My voice was now confident. ‘Baptise me?’
Age and suffering were lifted from him and his eyes were as luminous as those of a child. He could not speak, he clutched my hand. Quickly, recognising t
he danger, he dropped it but his eyes glistened with joyous tears.
The next sacred day, with my brothers and sisters as witnesses, we walked through the Augustan gate of the city, singing the songs of the Judean king as we followed the path that led to Apollo’s stream. There my teacher, my guide to the Lord and to His son, my Paul, took me by the hand and we waded into the rushing silver water and I fell into his arms and the water was dancing over my body and my face. When I emerged, spluttering and shivering, I was promised to the kingdom.
After our thanksgiving and the joy of our celebrations, I could not stop weeping as I walked back through the city. My beloved teacher was leaving Philippi the following morning. I was inconsolable, more desolate than when I left home as a young woman.
When we got home and Theodorus saw my red and tear-stained face, he came running towards me.
He turned to Psyche, he raised his hand. ‘What have they done to her?’
‘Leave her alone,’ I demanded.
I bowed to my husband. ‘Theodorus, I am with child.’
The wind has roared all night long. The fire affords us little warmth, but I don’t care. For the last three nights my Salvation has slept. Those malign spirits that torment her and contort her body have departed. I know that they will return. They have had their sights set on her since she was born; they watch us both. But for three nights she has slept and for three days she has been calm. She has sipped water from my cupped hands and she has swallowed some broth. Her body is at rest, but I fear it’s because she doesn’t have the strength to move. I braved the storms and found wood for the fire, collected chicory for the broth. Apart from that I have not left her side.
I awake with a start before dawn. Looking wildly around the dark cave, I search for the cause of my unrest. Then it comes to me. The world outside is quiet. The storm has abated. And as I have every morning since Paul brought me into the new world, I prayed. My son, my brother, my Jesus, is this the day you will return?
Salvation is still asleep.

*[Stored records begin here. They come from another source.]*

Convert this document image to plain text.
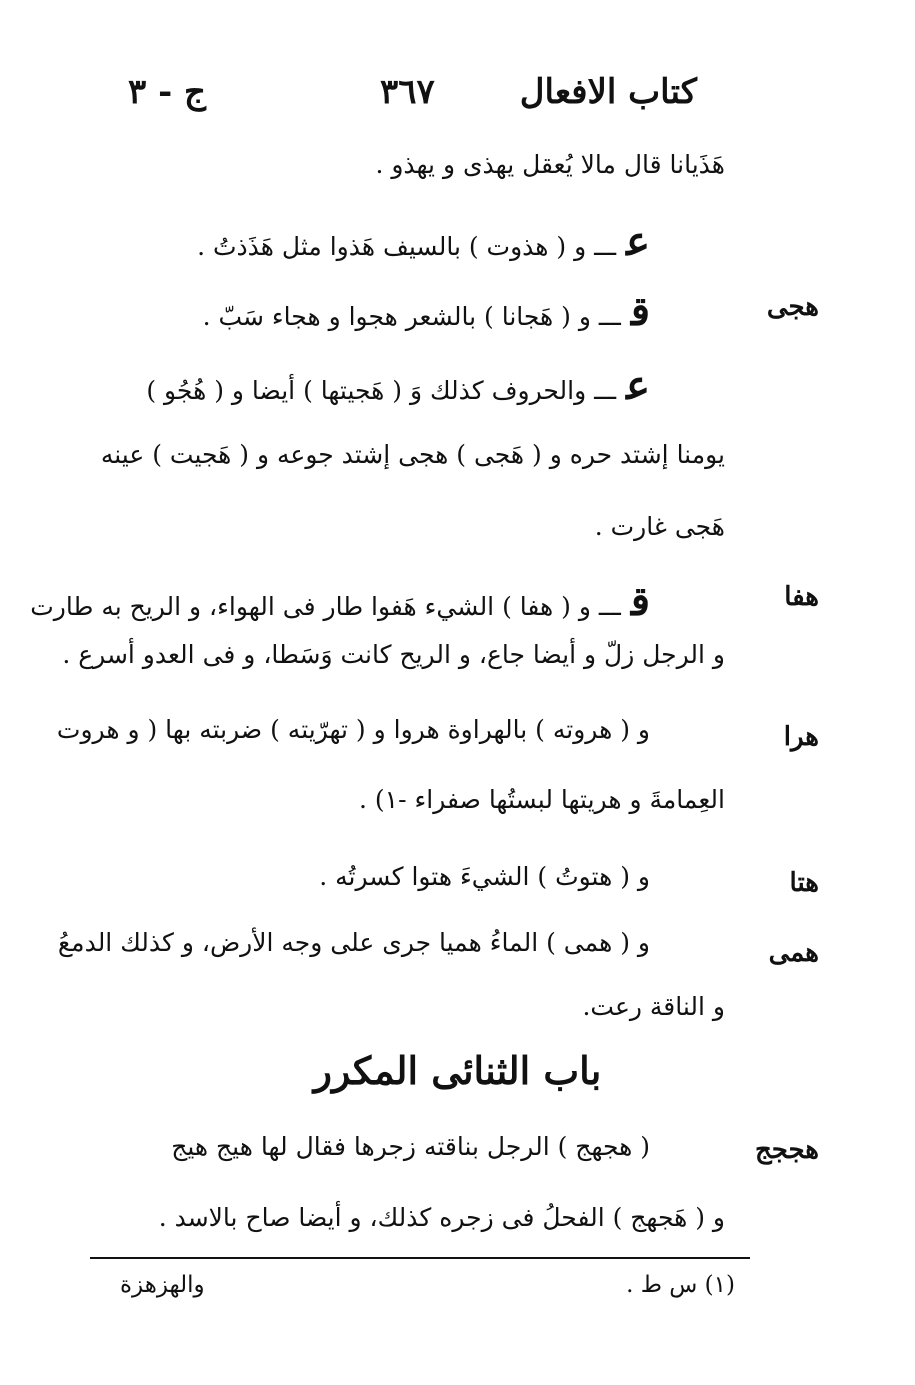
كتاب الافعال
٣٦٧
ج - ٣
هَذَيانا قال مالا يُعقل يهذى و يهذو .
عـــ و ( هذوت ) بالسيف هَذوا مثل هَذَذتُ .
قـــ و ( هَجانا ) بالشعر هجوا و هجاء سَبّ .
عـــ والحروف كذلك وَ ( هَجيتها ) أيضا و ( هُجُو )
يومنا إشتد حره و ( هَجى ) هجى إشتد جوعه و ( هَجيت ) عينه
هَجى غارت .
قـــ و ( هفا ) الشيء هَفوا طار فى الهواء، و الريح به طارت
و الرجل زلّ و أيضا جاع، و الريح كانت وَسَطا، و فى العدو أسرع .
و ( هروته ) بالهراوة هروا و ( تهرّيته ) ضربته بها ( و هروت
العِمامةَ و هريتها لبستُها صفراء -١) .
و ( هتوتُ ) الشيءَ هتوا كسرتُه .
و ( همى ) الماءُ هميا جرى على وجه الأرض، و كذلك الدمعُ
و الناقة رعت.
باب الثنائى المكرر
( هجهج ) الرجل بناقته زجرها فقال لها هيج هيج
و ( هَجهج ) الفحلُ فى زجره كذلك، و أيضا صاح بالاسد .
هجى
هفا
هرا
هتا
همى
هججج
(١) س ط .
والهزهزة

Quietly I leave our rough bed and crawl to the entrance of the cave. In the dull light of the fading moon the forest floor is silver. A blanket of ice and dew covers the earth. Deep in the black horizon there is a faintly pulsing glow from the awakening sun. I sit there, watching the sun gather strength, until the white light is climbing the mountain. I look back into the cavern. Salvation has not stirred. I leap to my feet. The storm is over but winter is still here. We need more kindling, we need more fuel.